Even if the messages are not known, if the messages are low-entropy, then this can be broken.

In particular, given a guess at message $m_1$, you can use the DSA signature verification algorithm to test your guess. So keep guessing until you find $m_1$; if $m_1$ is low-entropy, this shouldn't take too long. Similarly, find $m_2$. Then, once you know $m_1,m_2$, you know $h_1,h_2$, and you can solve the system of equations using Gaussian elimination. This reveals the private key $x$. (The latter part is the attack procedure described in the answer to the other question you linked to.) Therefore, the effectiveness of this attack method is determined by how easy it is to guess the messages used.
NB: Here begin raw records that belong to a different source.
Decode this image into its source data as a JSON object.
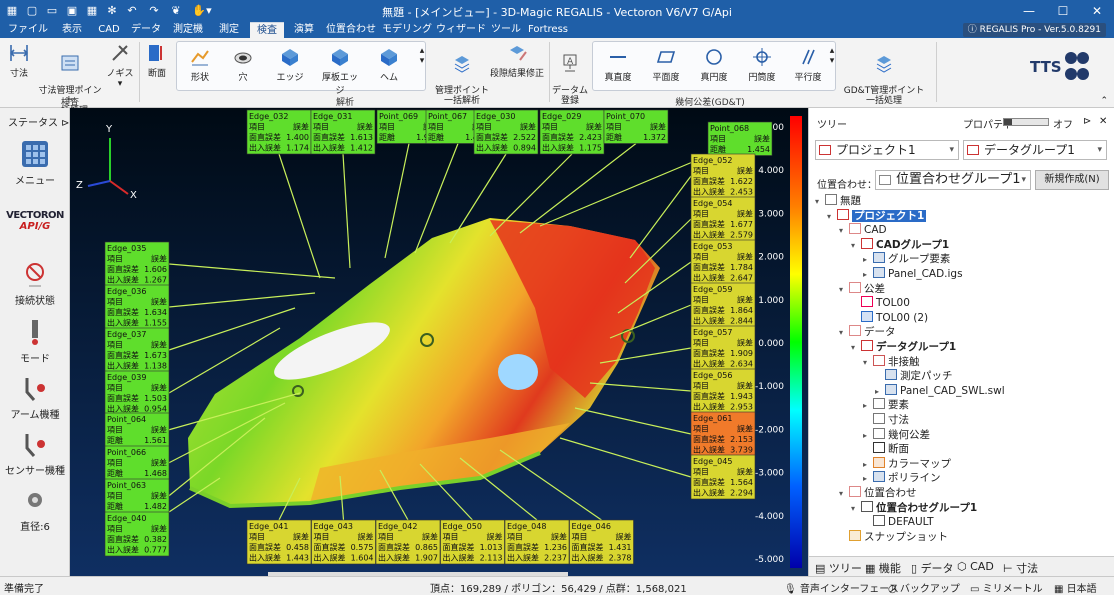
{
  "titlebar": {
    "title": "無題 - [メインビュー] - 3D-Magic REGALIS - Vectoron V6/V7 G/Api"
  },
  "menu": {
    "items": [
      "ファイル",
      "表示",
      "CAD",
      "データ",
      "測定機",
      "測定",
      "検査",
      "演算",
      "位置合わせ",
      "モデリング",
      "ウィザード",
      "ツール",
      "Fortress"
    ],
    "active": "検査",
    "version_badge": "REGALIS Pro - Ver.5.0.8291"
  },
  "ribbon": {
    "dim": "寸法",
    "dim_batch": "寸法管理ポイント\n一括処理",
    "caliper": "ノギス",
    "section": "断面",
    "group_measure": "検査",
    "shape": "形状",
    "hole": "穴",
    "edge": "エッジ",
    "thick_edge": "厚板エッジ",
    "hem": "ヘム",
    "mgmt_batch": "管理ポイント\n一括解析",
    "step_fix": "段隙結果修正",
    "group_analysis": "解析",
    "datum": "データム\n登録",
    "straightness": "真直度",
    "flatness": "平面度",
    "roundness": "真円度",
    "cylindricity": "円筒度",
    "parallelism": "平行度",
    "gdt_batch": "GD&T管理ポイント\n一括処理",
    "group_gdt": "幾何公差(GD&T)",
    "logo": "TTS"
  },
  "left_panel": {
    "status_title": "ステータス",
    "menu": "メニュー",
    "brand_top": "VECTORON",
    "brand_bottom": "API/G",
    "connection": "接続状態",
    "mode": "モード",
    "arm": "アーム機種",
    "sensor": "センサー機種",
    "diameter": "直径:6"
  },
  "scale": {
    "ticks": [
      "5.000",
      "4.000",
      "3.000",
      "2.000",
      "1.000",
      "0.000",
      "-1.000",
      "-2.000",
      "-3.000",
      "-4.000",
      "-5.000"
    ]
  },
  "callouts": [
    {
      "name": "Edge_032",
      "r1": [
        "項目",
        "誤差"
      ],
      "r2": [
        "面直誤差",
        "1.400"
      ],
      "r3": [
        "出入誤差",
        "1.174"
      ],
      "color": "#5fde2c"
    },
    {
      "name": "Edge_031",
      "r1": [
        "項目",
        "誤差"
      ],
      "r2": [
        "面直誤差",
        "1.613"
      ],
      "r3": [
        "出入誤差",
        "1.412"
      ],
      "color": "#5fde2c"
    },
    {
      "name": "Point_069",
      "r1": [
        "項目",
        "誤差"
      ],
      "r2": [
        "距離",
        "1.967"
      ],
      "r3": null,
      "color": "#5fde2c"
    },
    {
      "name": "Point_067",
      "r1": [
        "項目",
        "誤差"
      ],
      "r2": [
        "距離",
        "1.485"
      ],
      "r3": null,
      "color": "#5fde2c"
    },
    {
      "name": "Edge_030",
      "r1": [
        "項目",
        "誤差"
      ],
      "r2": [
        "面直誤差",
        "2.522"
      ],
      "r3": [
        "出入誤差",
        "0.894"
      ],
      "color": "#5fde2c"
    },
    {
      "name": "Edge_029",
      "r1": [
        "項目",
        "誤差"
      ],
      "r2": [
        "面直誤差",
        "2.423"
      ],
      "r3": [
        "出入誤差",
        "1.175"
      ],
      "color": "#5fde2c"
    },
    {
      "name": "Point_070",
      "r1": [
        "項目",
        "誤差"
      ],
      "r2": [
        "距離",
        "1.372"
      ],
      "r3": null,
      "color": "#5fde2c"
    },
    {
      "name": "Point_068",
      "r1": [
        "項目",
        "誤差"
      ],
      "r2": [
        "距離",
        "1.454"
      ],
      "r3": null,
      "color": "#5fde2c"
    },
    {
      "name": "Edge_052",
      "r1": [
        "項目",
        "誤差"
      ],
      "r2": [
        "面直誤差",
        "1.622"
      ],
      "r3": [
        "出入誤差",
        "2.453"
      ],
      "color": "#d8d630"
    },
    {
      "name": "Edge_054",
      "r1": [
        "項目",
        "誤差"
      ],
      "r2": [
        "面直誤差",
        "1.677"
      ],
      "r3": [
        "出入誤差",
        "2.579"
      ],
      "color": "#d8d630"
    },
    {
      "name": "Edge_053",
      "r1": [
        "項目",
        "誤差"
      ],
      "r2": [
        "面直誤差",
        "1.784"
      ],
      "r3": [
        "出入誤差",
        "2.647"
      ],
      "color": "#d8d630"
    },
    {
      "name": "Edge_059",
      "r1": [
        "項目",
        "誤差"
      ],
      "r2": [
        "面直誤差",
        "1.864"
      ],
      "r3": [
        "出入誤差",
        "2.844"
      ],
      "color": "#d8d630"
    },
    {
      "name": "Edge_057",
      "r1": [
        "項目",
        "誤差"
      ],
      "r2": [
        "面直誤差",
        "1.909"
      ],
      "r3": [
        "出入誤差",
        "2.634"
      ],
      "color": "#d8d630"
    },
    {
      "name": "Edge_056",
      "r1": [
        "項目",
        "誤差"
      ],
      "r2": [
        "面直誤差",
        "1.943"
      ],
      "r3": [
        "出入誤差",
        "2.953"
      ],
      "color": "#d8d630"
    },
    {
      "name": "Edge_061",
      "r1": [
        "項目",
        "誤差"
      ],
      "r2": [
        "面直誤差",
        "2.153"
      ],
      "r3": [
        "出入誤差",
        "3.739"
      ],
      "color": "#f07a2a"
    },
    {
      "name": "Edge_045",
      "r1": [
        "項目",
        "誤差"
      ],
      "r2": [
        "面直誤差",
        "1.564"
      ],
      "r3": [
        "出入誤差",
        "2.294"
      ],
      "color": "#d8d630"
    },
    {
      "name": "Edge_035",
      "r1": [
        "項目",
        "誤差"
      ],
      "r2": [
        "面直誤差",
        "1.606"
      ],
      "r3": [
        "出入誤差",
        "1.267"
      ],
      "color": "#5fde2c"
    },
    {
      "name": "Edge_036",
      "r1": [
        "項目",
        "誤差"
      ],
      "r2": [
        "面直誤差",
        "1.634"
      ],
      "r3": [
        "出入誤差",
        "1.155"
      ],
      "color": "#5fde2c"
    },
    {
      "name": "Edge_037",
      "r1": [
        "項目",
        "誤差"
      ],
      "r2": [
        "面直誤差",
        "1.673"
      ],
      "r3": [
        "出入誤差",
        "1.138"
      ],
      "color": "#5fde2c"
    },
    {
      "name": "Edge_039",
      "r1": [
        "項目",
        "誤差"
      ],
      "r2": [
        "面直誤差",
        "1.503"
      ],
      "r3": [
        "出入誤差",
        "0.954"
      ],
      "color": "#5fde2c"
    },
    {
      "name": "Point_064",
      "r1": [
        "項目",
        "誤差"
      ],
      "r2": [
        "距離",
        "1.561"
      ],
      "r3": null,
      "color": "#5fde2c"
    },
    {
      "name": "Point_066",
      "r1": [
        "項目",
        "誤差"
      ],
      "r2": [
        "距離",
        "1.468"
      ],
      "r3": null,
      "color": "#5fde2c"
    },
    {
      "name": "Point_063",
      "r1": [
        "項目",
        "誤差"
      ],
      "r2": [
        "距離",
        "1.482"
      ],
      "r3": null,
      "color": "#5fde2c"
    },
    {
      "name": "Edge_040",
      "r1": [
        "項目",
        "誤差"
      ],
      "r2": [
        "面直誤差",
        "0.382"
      ],
      "r3": [
        "出入誤差",
        "0.777"
      ],
      "color": "#5fde2c"
    },
    {
      "name": "Edge_041",
      "r1": [
        "項目",
        "誤差"
      ],
      "r2": [
        "面直誤差",
        "0.458"
      ],
      "r3": [
        "出入誤差",
        "1.443"
      ],
      "color": "#d8d630"
    },
    {
      "name": "Edge_043",
      "r1": [
        "項目",
        "誤差"
      ],
      "r2": [
        "面直誤差",
        "0.575"
      ],
      "r3": [
        "出入誤差",
        "1.604"
      ],
      "color": "#d8d630"
    },
    {
      "name": "Edge_042",
      "r1": [
        "項目",
        "誤差"
      ],
      "r2": [
        "面直誤差",
        "0.865"
      ],
      "r3": [
        "出入誤差",
        "1.907"
      ],
      "color": "#d8d630"
    },
    {
      "name": "Edge_050",
      "r1": [
        "項目",
        "誤差"
      ],
      "r2": [
        "面直誤差",
        "1.013"
      ],
      "r3": [
        "出入誤差",
        "2.113"
      ],
      "color": "#d8d630"
    },
    {
      "name": "Edge_048",
      "r1": [
        "項目",
        "誤差"
      ],
      "r2": [
        "面直誤差",
        "1.236"
      ],
      "r3": [
        "出入誤差",
        "2.237"
      ],
      "color": "#d8d630"
    },
    {
      "name": "Edge_046",
      "r1": [
        "項目",
        "誤差"
      ],
      "r2": [
        "面直誤差",
        "1.431"
      ],
      "r3": [
        "出入誤差",
        "2.378"
      ],
      "color": "#d8d630"
    }
  ],
  "right_panel": {
    "tree_label": "ツリー",
    "property_label": "プロパティ",
    "toggle_off": "オフ",
    "project_combo": "プロジェクト1",
    "datagroup_combo": "データグループ1",
    "align_label": "位置合わせ：",
    "align_combo": "位置合わせグループ1",
    "new_button": "新規作成(N)",
    "tree": [
      "無題",
      "プロジェクト1",
      "CAD",
      "CADグループ1",
      "グループ要素",
      "Panel_CAD.igs",
      "公差",
      "TOL00",
      "TOL00 (2)",
      "データ",
      "データグループ1",
      "非接触",
      "測定パッチ",
      "Panel_CAD_SWL.swl",
      "要素",
      "寸法",
      "幾何公差",
      "断面",
      "カラーマップ",
      "ポリライン",
      "位置合わせ",
      "位置合わせグループ1",
      "DEFAULT",
      "スナップショット"
    ],
    "tabs": [
      "ツリー",
      "機能",
      "データ",
      "CAD",
      "寸法"
    ]
  },
  "statusbar": {
    "ready": "準備完了",
    "counts": "頂点：169,289 / ポリゴン：56,429 / 点群：1,568,021",
    "voice": "音声インターフェース",
    "backup": "バックアップ",
    "unit": "ミリメートル",
    "lang": "日本語"
  },
  "colors": {
    "titlebar": "#1f5fa8",
    "accent": "#2a6bc7",
    "callout_green": "#5fde2c",
    "callout_yellow": "#d8d630",
    "callout_orange": "#f07a2a"
  }
}
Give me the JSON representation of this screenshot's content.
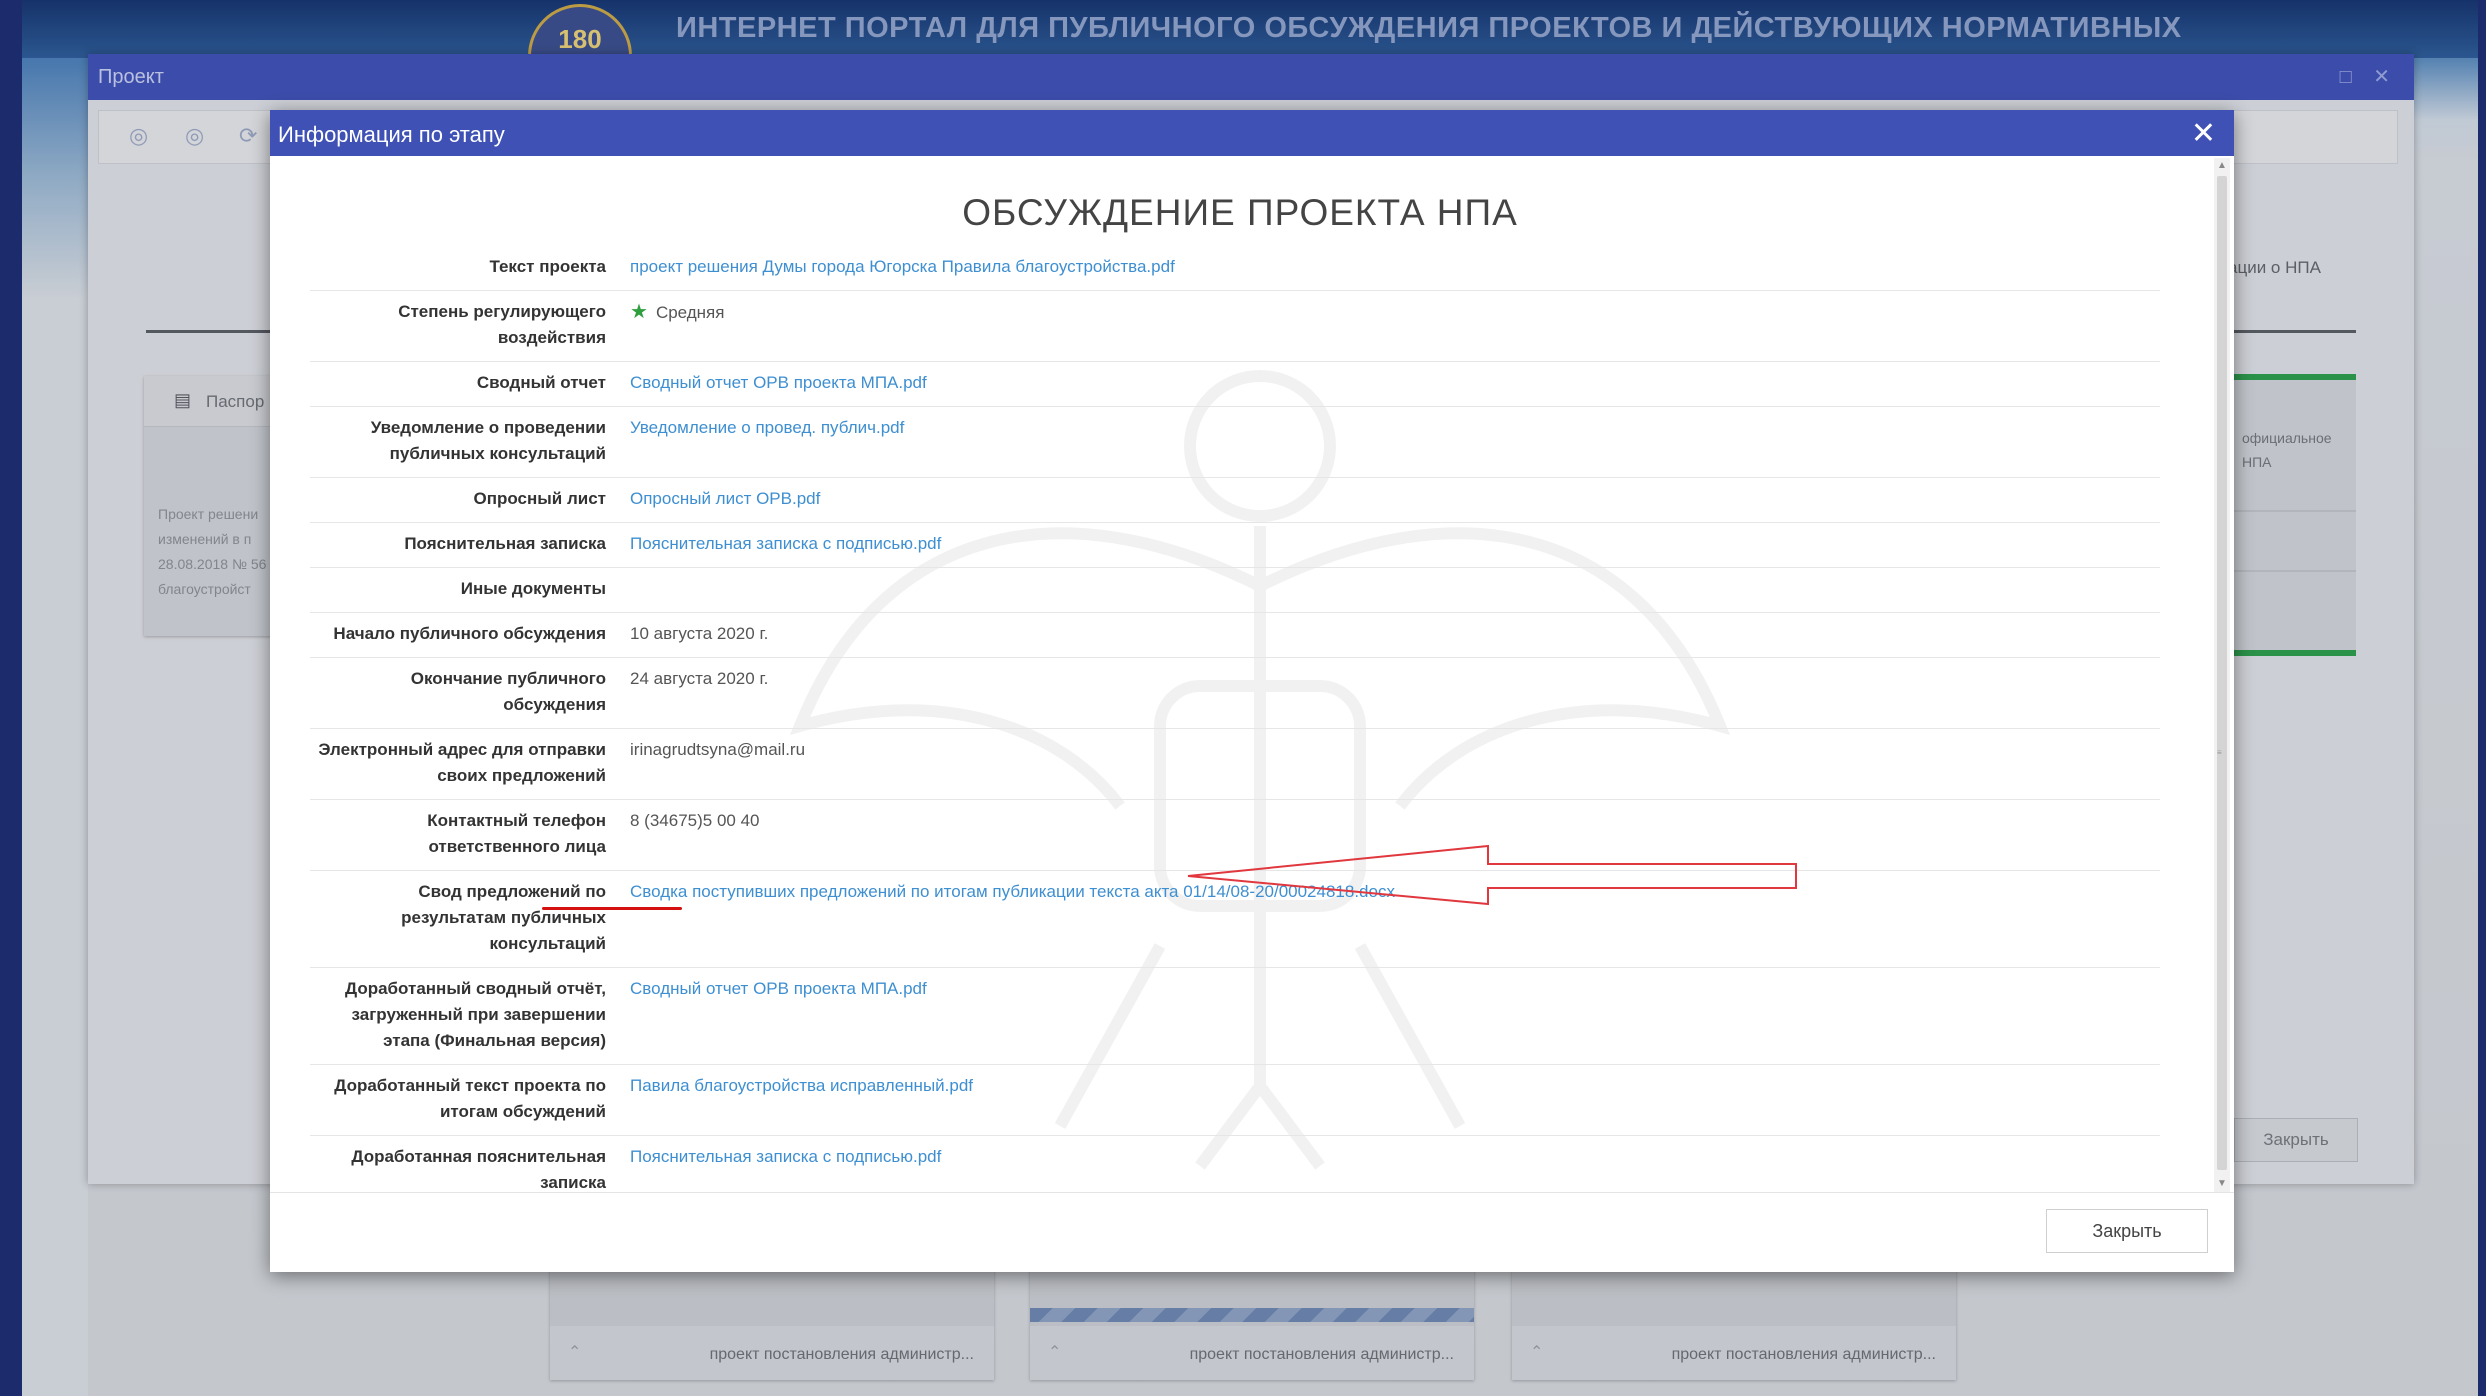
{
  "portal": {
    "title": "ИНТЕРНЕТ ПОРТАЛ ДЛЯ ПУБЛИЧНОГО ОБСУЖДЕНИЯ ПРОЕКТОВ И ДЕЙСТВУЮЩИХ НОРМАТИВНЫХ",
    "emblem_text": "180"
  },
  "project_window": {
    "title": "Проект",
    "controls": "□ ✕",
    "left_card_label": "Паспор",
    "left_card_text": "Проект решени изменений в п 28.08.2018 № 56 благоустройст",
    "right_snippet": "ации о НПА",
    "right_card_text": "официальное НПА",
    "close_label": "Закрыть"
  },
  "bottom_cards": [
    {
      "text": "проект постановления администр..."
    },
    {
      "text": "проект постановления администр..."
    },
    {
      "text": "проект постановления администр..."
    }
  ],
  "dialog": {
    "title": "Информация по этапу",
    "close_icon": "✕",
    "stage_title": "ОБСУЖДЕНИЕ ПРОЕКТА НПА",
    "footer_close_label": "Закрыть",
    "rows": [
      {
        "label": "Текст проекта",
        "value": "проект решения Думы города Югорска Правила благоустройства.pdf"
      },
      {
        "label": "Степень регулирующего воздействия",
        "value": "Средняя"
      },
      {
        "label": "Сводный отчет",
        "value": "Сводный отчет ОРВ проекта МПА.pdf"
      },
      {
        "label": "Уведомление о проведении публичных консультаций",
        "value": "Уведомление о провед. публич.pdf"
      },
      {
        "label": "Опросный лист",
        "value": "Опросный лист ОРВ.pdf"
      },
      {
        "label": "Пояснительная записка",
        "value": "Пояснительная записка с подписью.pdf"
      },
      {
        "label": "Иные документы",
        "value": ""
      },
      {
        "label": "Начало публичного обсуждения",
        "value": "10 августа 2020 г."
      },
      {
        "label": "Окончание публичного обсуждения",
        "value": "24 августа 2020 г."
      },
      {
        "label": "Электронный адрес для отправки своих предложений",
        "value": "irinagrudtsyna@mail.ru"
      },
      {
        "label": "Контактный телефон ответственного лица",
        "value": "8 (34675)5 00 40"
      },
      {
        "label": "Свод предложений по результатам публичных консультаций",
        "value": "Сводка поступивших предложений по итогам публикации текста акта 01/14/08-20/00024818.docx"
      },
      {
        "label": "Доработанный сводный отчёт, загруженный при завершении этапа (Финальная версия)",
        "value": "Сводный отчет ОРВ проекта МПА.pdf"
      },
      {
        "label": "Доработанный текст проекта по итогам обсуждений",
        "value": "Павила благоустройства исправленный.pdf"
      },
      {
        "label": "Доработанная пояснительная записка",
        "value": "Пояснительная записка с подписью.pdf"
      }
    ]
  },
  "colors": {
    "titlebar": "#3f51b5",
    "link": "#3e8fd1",
    "annotation_red": "#d41010",
    "star_green": "#2e9e3e"
  }
}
For example, if each message is a 4-digit PIN, and we have the corresponding DSA signatures, this will be easy to break: after $2 \times 10^4$ guesses (and applications of the DSA signature verification algorithm), you will know both messages, and then the private key falls out immediately.

Thanks to @poncho for this improved attack.